The vertex form of a parabola’s equation is particularly useful because it gives direct information about the vertex. The general equation in this form is \( y = a(x-h)^2 + k \), where \( (h,k) \) is the vertex of the parabola. This form is quite appealing as it tells us straight away:

• The coordinates \( (h, k) \) are where the peak or the lowest point of the parabola is.
• The value of \( a \) affects the "width" and the direction in which the parabola opens. If \( a > 0 \), the parabola opens upwards; if \( a < 0 \), it opens downwards.

Using this form, students can quickly sketch the parabola by plotting its vertex and determining whether it opens upwards or downwards. This simplicity makes it incredibly valuable for solving problems involving parabolas. Indeed in our example, starting from the vertex \( (0, 2) \), we could initially express the parabola as \( y = a(x-0)^2 + 2 \).

The equation of a parabola serves as a description of the curve itself. In its simplest form, the standard equation is \( y = ax^2 + bx + c \). However, this general form can also be adapted into the vertex form \( y = a(x-h)^2 + k \) by completing the square or other methods.

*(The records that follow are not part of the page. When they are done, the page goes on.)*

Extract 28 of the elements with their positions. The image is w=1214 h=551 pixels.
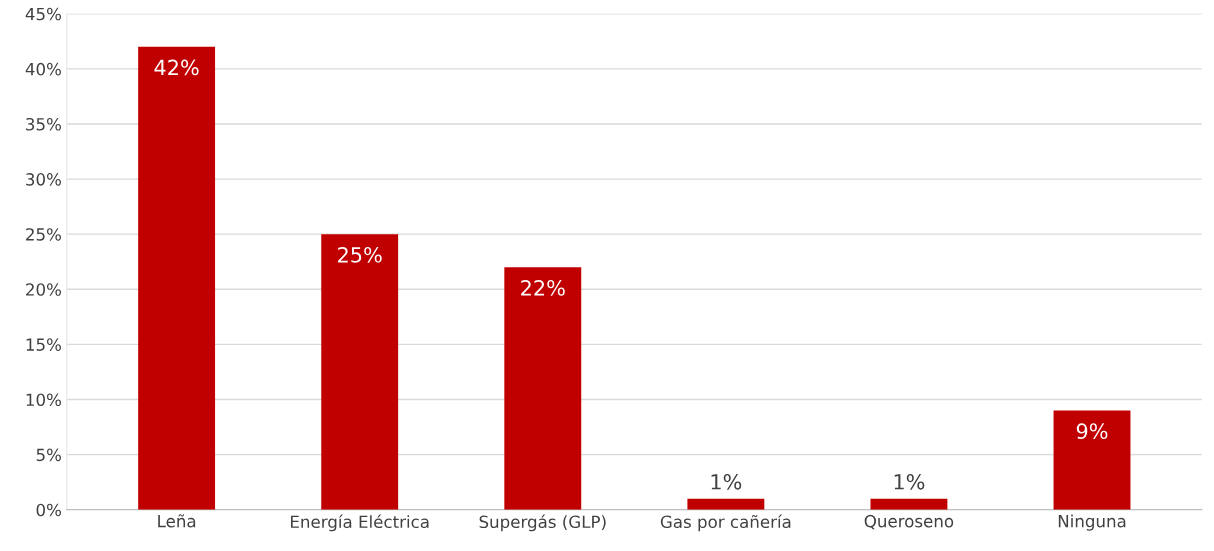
- y-tick-label: 25%: [26, 228, 61, 241]
- y-tick-label: 15%: [26, 338, 61, 351]
- bar: [1053, 410, 1131, 510]
- y-tick-label: 20%: [26, 283, 61, 296]
- x-tick-label: Ninguna: [1058, 514, 1126, 531]
- data-label: 25%: [338, 246, 382, 263]
- y-tick-label: 0%: [36, 503, 61, 517]
- y-tick-label: 45%: [25, 7, 61, 21]
- y-tick-label: 5%: [36, 448, 61, 462]
- data-label: 1%: [711, 473, 742, 490]
- bar: [870, 498, 948, 510]
- x-tick-label: Energía Eléctrica: [291, 514, 429, 532]
- x-tick-label: Supergás (GLP): [479, 514, 606, 532]
- y-tick-label: 30%: [26, 173, 61, 186]
- data-label: 42%: [154, 59, 199, 76]
- data-label: 1%: [894, 473, 925, 490]
- data-label: 22%: [521, 280, 565, 296]
- y-tick-label: 35%: [26, 117, 61, 131]
- bar: [321, 234, 399, 510]
- x-tick-label: Queroseno: [864, 514, 954, 530]
- bar: [504, 267, 582, 510]
- bar: [138, 46, 216, 510]
- x-tick-label: Leña: [158, 514, 196, 528]
- x-tick-label: Gas por cañería: [660, 514, 791, 532]
- data-label: 9%: [1076, 423, 1108, 440]
- bar: [687, 498, 765, 510]
- y-tick-label: 10%: [26, 393, 61, 407]
- y-tick-label: 40%: [25, 62, 61, 76]
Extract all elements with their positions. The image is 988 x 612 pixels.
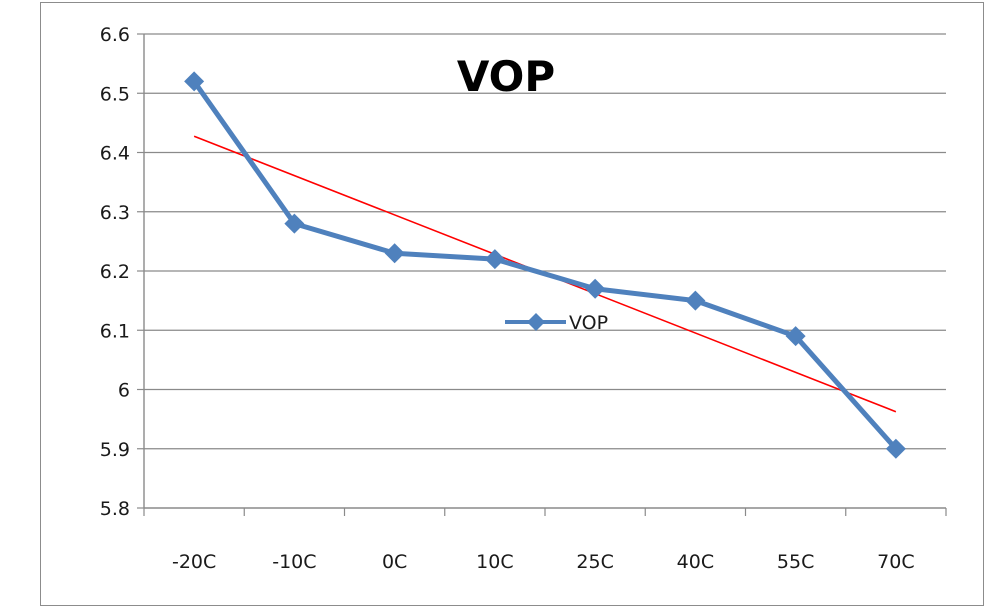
data-point-marker [184, 71, 205, 92]
x-tick-label: 10C [476, 551, 513, 573]
axes [137, 33, 947, 516]
x-tick-label: 40C [677, 551, 714, 573]
series-line-vop [192, 79, 898, 451]
y-tick-label: 5.9 [100, 439, 130, 461]
x-tick-label: 70C [877, 551, 914, 573]
legend-marker-icon [527, 313, 545, 331]
y-tick-label: 6.1 [100, 320, 130, 342]
data-point-marker [785, 326, 806, 347]
series-layer [184, 71, 906, 459]
y-tick-label: 6.3 [100, 202, 130, 224]
data-point-marker [885, 438, 906, 459]
x-tick-label: 0C [382, 551, 407, 573]
vop-line-chart: 6.6 6.5 6.4 6.3 6.2 6.1 6 5.9 5.8 -20C -10C 0C 10C 2… [100, 24, 947, 573]
y-tick-labels: 6.6 6.5 6.4 6.3 6.2 6.1 6 5.9 5.8 [100, 24, 130, 520]
legend: VOP [505, 312, 608, 334]
y-tick-label: 6.5 [100, 83, 130, 105]
chart-frame: 6.6 6.5 6.4 6.3 6.2 6.1 6 5.9 5.8 -20C -10C 0C 10C 2… [40, 2, 984, 606]
data-point-marker [685, 290, 706, 311]
y-tick-label: 6.4 [100, 143, 130, 165]
y-tick-label: 6.2 [100, 261, 130, 283]
x-tick-label: 25C [576, 551, 613, 573]
legend-label: VOP [569, 312, 608, 334]
x-tick-label: 55C [777, 551, 814, 573]
data-point-marker [384, 243, 405, 264]
y-tick-label: 6 [118, 380, 130, 402]
chart-title: VOP [457, 52, 555, 101]
x-tick-label: -10C [272, 551, 316, 573]
data-point-marker [585, 278, 606, 299]
x-tick-labels: -20C -10C 0C 10C 25C 40C 55C 70C [172, 551, 915, 573]
gridlines [144, 33, 946, 450]
x-tick-label: -20C [172, 551, 216, 573]
y-tick-label: 6.6 [100, 24, 130, 46]
data-point-marker [484, 249, 505, 270]
y-tick-label: 5.8 [100, 498, 130, 520]
data-point-marker [284, 213, 305, 234]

An important point in deriving the vertex form from the given vertex is knowing the additional constraints like a point through which the parabola passes. In our example, given the vertex \( (0, 2) \) and a point \( (1, 3) \) on the parabola, we could use these to ascertain the specific value of \( a \). Substituting these into our vertex form \( y = a(x-0)^2 + 2 \), we find that \( a \) equates to \( 1 \). Thus, the complete equation becomes \( y = x^2 + 2 \).

Calculating the specific details of a parabola, such as determining its equation, is a process that relies on understanding its key properties. In many exercises:

• First, identify the known values: often the vertex and at least one other point on the parabola.
• Substitute these known values into the vertex equation \( y = a(x-h)^2 + k \).
• Solve for \( a \) to find the specific equation of the parabola. This often involves basic algebraic manipulation.

In our scenario, beginning with the vertex \( (0, 2) \) simplifies our starting form to \( y = ax^2 + 2 \). Then, using the point \( (1, 3) \) plugged into this equation, it evolves into \( 3 = a \times 1^2 + 2 \). From there, solving gives \( a = 1 \), finalizing the equation to \( y = x^2 + 2 \). This step-by-step identification and substitution approach helps in visualizing the path from general concept to specific expression.